FEMNET, also called the African Women's Development and Communication Network, is an organization established in 1988 to promote women's development in Africa.
FEMNET helps non-government organizations share information and approaches on women's development, equality and other human rights.

Activities

FEMNET was originally set up in 1988 by national women's networks to co-ordinate African preparations for the Fourth World Conference on Women held in Beijing, China, in 1995. 
The organization is based in Nairobi, Kenya.
FEMNET has worked with the United Nations Commission on the Status of Women, the World Conference against Racism and the African Union (AU).
Areas of focus with the AU have included the protocol on the Rights of Women in Africa of the African Charter on Human and Peoples' Rights, the Economic, Social and Cultural Council and the New Partnership for African Development.

FEMNET ran its first gender-training workshop in 1990 in Kenya, working with the United Nations Children's Fund (UNICEF) and the Canadian International Development Agency (CIDA). The workshop helped to train trainers, and FEMNET refined the approach and developed material based on results. FEMNET ran training sessions in the 1993–1999 period in Swaziland, Zambia, the United States and Malawi. They were supported by the United Nations Population Fund (UNFPA), UNICEF and the United States Agency for International Development (USAID).
FEMNET ran Train the Trainers sessions in 2000 for partner organizations in South Africa, Uganda and Ghana.
Gender-based trainers have worked in many other countries in Africa.
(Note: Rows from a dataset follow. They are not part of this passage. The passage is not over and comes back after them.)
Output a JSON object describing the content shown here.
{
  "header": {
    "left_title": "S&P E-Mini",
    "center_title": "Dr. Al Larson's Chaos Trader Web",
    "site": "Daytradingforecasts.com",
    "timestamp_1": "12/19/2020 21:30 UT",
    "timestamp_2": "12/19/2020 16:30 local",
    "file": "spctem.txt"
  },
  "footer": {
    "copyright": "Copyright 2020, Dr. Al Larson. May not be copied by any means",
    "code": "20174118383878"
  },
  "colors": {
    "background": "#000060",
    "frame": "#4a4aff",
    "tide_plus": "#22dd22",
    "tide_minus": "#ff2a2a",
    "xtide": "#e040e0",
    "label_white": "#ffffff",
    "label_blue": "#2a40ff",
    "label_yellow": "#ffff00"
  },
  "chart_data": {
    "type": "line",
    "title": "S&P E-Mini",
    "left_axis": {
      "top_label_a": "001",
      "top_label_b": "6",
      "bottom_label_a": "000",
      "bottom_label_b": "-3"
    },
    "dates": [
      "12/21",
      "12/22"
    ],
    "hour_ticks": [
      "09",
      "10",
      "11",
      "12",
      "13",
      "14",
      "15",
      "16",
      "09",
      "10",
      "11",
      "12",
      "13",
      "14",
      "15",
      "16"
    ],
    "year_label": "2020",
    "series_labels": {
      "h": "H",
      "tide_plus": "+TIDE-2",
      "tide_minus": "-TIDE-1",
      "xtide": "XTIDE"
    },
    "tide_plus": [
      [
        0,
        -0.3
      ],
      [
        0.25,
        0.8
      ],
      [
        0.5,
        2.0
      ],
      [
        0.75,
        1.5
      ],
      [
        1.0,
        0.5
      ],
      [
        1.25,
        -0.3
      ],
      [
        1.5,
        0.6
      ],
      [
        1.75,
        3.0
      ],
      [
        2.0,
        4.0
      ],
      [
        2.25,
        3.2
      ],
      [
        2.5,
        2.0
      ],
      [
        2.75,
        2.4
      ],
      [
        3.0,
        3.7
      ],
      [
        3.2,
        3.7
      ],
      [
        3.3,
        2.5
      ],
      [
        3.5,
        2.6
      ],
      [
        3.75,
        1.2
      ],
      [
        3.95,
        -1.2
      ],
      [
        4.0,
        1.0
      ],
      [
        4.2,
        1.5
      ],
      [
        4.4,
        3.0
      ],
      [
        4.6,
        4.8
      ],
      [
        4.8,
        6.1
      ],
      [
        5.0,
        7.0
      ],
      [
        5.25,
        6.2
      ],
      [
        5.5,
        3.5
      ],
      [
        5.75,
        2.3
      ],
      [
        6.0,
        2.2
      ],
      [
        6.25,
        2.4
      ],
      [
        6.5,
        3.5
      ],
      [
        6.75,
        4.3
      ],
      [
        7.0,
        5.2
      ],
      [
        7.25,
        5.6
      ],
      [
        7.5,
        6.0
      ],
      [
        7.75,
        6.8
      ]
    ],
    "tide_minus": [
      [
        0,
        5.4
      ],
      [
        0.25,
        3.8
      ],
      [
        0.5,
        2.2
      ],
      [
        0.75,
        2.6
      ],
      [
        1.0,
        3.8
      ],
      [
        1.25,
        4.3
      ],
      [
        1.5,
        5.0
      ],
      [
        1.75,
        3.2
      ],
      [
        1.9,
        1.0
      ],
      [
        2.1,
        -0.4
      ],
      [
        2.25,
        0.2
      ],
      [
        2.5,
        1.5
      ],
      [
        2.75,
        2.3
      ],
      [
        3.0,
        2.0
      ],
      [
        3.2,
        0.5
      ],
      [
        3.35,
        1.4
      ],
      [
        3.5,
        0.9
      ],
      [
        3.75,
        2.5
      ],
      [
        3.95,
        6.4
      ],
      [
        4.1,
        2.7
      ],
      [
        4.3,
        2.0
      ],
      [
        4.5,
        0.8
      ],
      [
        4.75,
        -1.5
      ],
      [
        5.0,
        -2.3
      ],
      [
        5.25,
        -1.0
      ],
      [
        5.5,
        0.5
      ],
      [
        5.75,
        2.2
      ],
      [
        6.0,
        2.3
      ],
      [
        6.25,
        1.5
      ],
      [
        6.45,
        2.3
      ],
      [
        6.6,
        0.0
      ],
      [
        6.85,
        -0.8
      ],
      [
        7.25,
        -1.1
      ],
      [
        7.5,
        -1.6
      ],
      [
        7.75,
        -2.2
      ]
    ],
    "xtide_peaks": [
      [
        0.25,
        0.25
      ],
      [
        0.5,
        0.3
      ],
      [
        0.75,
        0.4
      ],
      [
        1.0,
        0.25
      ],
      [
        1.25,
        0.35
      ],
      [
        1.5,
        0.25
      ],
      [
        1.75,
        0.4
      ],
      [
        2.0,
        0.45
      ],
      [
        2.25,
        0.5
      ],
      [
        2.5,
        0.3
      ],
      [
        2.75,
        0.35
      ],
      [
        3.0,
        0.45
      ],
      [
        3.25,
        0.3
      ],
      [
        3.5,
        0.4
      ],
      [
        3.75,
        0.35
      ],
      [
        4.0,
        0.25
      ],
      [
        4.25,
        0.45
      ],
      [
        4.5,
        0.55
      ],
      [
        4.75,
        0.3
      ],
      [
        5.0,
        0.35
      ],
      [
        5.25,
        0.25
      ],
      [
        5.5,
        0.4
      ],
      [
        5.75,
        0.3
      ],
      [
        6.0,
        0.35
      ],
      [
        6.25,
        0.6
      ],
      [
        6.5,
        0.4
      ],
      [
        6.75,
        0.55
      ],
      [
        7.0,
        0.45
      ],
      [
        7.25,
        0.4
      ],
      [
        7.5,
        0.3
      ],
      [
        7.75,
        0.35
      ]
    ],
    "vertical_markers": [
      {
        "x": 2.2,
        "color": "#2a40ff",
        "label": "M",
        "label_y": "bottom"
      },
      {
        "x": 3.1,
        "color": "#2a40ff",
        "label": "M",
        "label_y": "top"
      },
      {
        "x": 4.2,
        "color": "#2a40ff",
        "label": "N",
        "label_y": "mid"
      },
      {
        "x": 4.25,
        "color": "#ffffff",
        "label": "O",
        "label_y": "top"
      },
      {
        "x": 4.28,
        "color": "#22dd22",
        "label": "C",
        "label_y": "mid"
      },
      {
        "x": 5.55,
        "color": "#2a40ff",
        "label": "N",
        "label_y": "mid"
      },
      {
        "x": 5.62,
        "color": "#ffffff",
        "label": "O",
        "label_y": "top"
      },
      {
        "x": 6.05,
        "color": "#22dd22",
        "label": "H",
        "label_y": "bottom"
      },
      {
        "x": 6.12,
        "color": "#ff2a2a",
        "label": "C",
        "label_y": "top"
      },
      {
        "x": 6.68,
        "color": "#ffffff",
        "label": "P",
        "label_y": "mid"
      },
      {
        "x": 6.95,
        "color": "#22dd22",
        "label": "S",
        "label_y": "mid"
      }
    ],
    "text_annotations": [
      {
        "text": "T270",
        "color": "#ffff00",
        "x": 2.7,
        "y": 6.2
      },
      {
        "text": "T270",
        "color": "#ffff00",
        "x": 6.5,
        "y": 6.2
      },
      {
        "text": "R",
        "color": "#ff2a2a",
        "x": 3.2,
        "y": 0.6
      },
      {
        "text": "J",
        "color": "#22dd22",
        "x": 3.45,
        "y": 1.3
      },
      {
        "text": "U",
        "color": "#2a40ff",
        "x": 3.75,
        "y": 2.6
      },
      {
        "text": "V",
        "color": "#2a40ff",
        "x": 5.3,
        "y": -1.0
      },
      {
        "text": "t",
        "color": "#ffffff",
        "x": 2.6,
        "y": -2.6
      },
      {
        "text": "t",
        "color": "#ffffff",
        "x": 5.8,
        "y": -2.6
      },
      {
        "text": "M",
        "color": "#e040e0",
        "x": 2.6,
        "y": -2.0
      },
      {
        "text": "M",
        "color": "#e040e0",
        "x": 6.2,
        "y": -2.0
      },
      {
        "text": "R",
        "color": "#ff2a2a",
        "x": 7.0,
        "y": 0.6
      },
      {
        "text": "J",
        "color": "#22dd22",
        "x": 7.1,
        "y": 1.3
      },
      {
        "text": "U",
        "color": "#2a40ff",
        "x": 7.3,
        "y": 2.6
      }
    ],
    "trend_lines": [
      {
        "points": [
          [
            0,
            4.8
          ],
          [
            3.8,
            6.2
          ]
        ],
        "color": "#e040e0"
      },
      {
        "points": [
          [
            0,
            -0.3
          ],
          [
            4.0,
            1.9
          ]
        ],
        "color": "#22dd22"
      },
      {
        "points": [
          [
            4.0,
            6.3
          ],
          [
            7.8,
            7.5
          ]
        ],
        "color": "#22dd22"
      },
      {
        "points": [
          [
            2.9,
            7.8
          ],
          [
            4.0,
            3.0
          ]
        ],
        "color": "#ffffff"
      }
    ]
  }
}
FEMNET has found that it is critical to involve men in the fight for gender equality. Male gender trainers have had great influence in introducing gender awareness in sectors such as developmental research where gender coirncerns had previously been neglected.
It was assumed that raising awareness of gender issues would be extremely difficult in Swaziland, with its strongly patriarchal traditions.
In fact, as a result of FEMNET assistance through UNFPA, high-level policymakers became sensitized to gender issues and measures to address gender concerns were included in key national plans.
Malawi, where FEMNET has worked with UNFPA and UNICEF, has been another country where great progress has been made in training and sensitizing political leader, agencies and other organizations.

In July 2008, FEMNET coordinated the official launch in Nairobi of the United Nations' Gender Equality Architecture Reform (GEAR) Campaign in Africa. As of 2010, FEMNET was active through membership and local organizations in more than 37 African countries.

Former executive directors
Njoki Wainaina, founder 
Lynne Muthoni Wanyeki
Dinah Musindarwezo

Former chairpeople
Sara Hlupekile Longwe, winner of the 2003 Africa Prize for Leadership.
Mama Koite Doumbia, winner of the 2011 FAMEDEV Gender Award.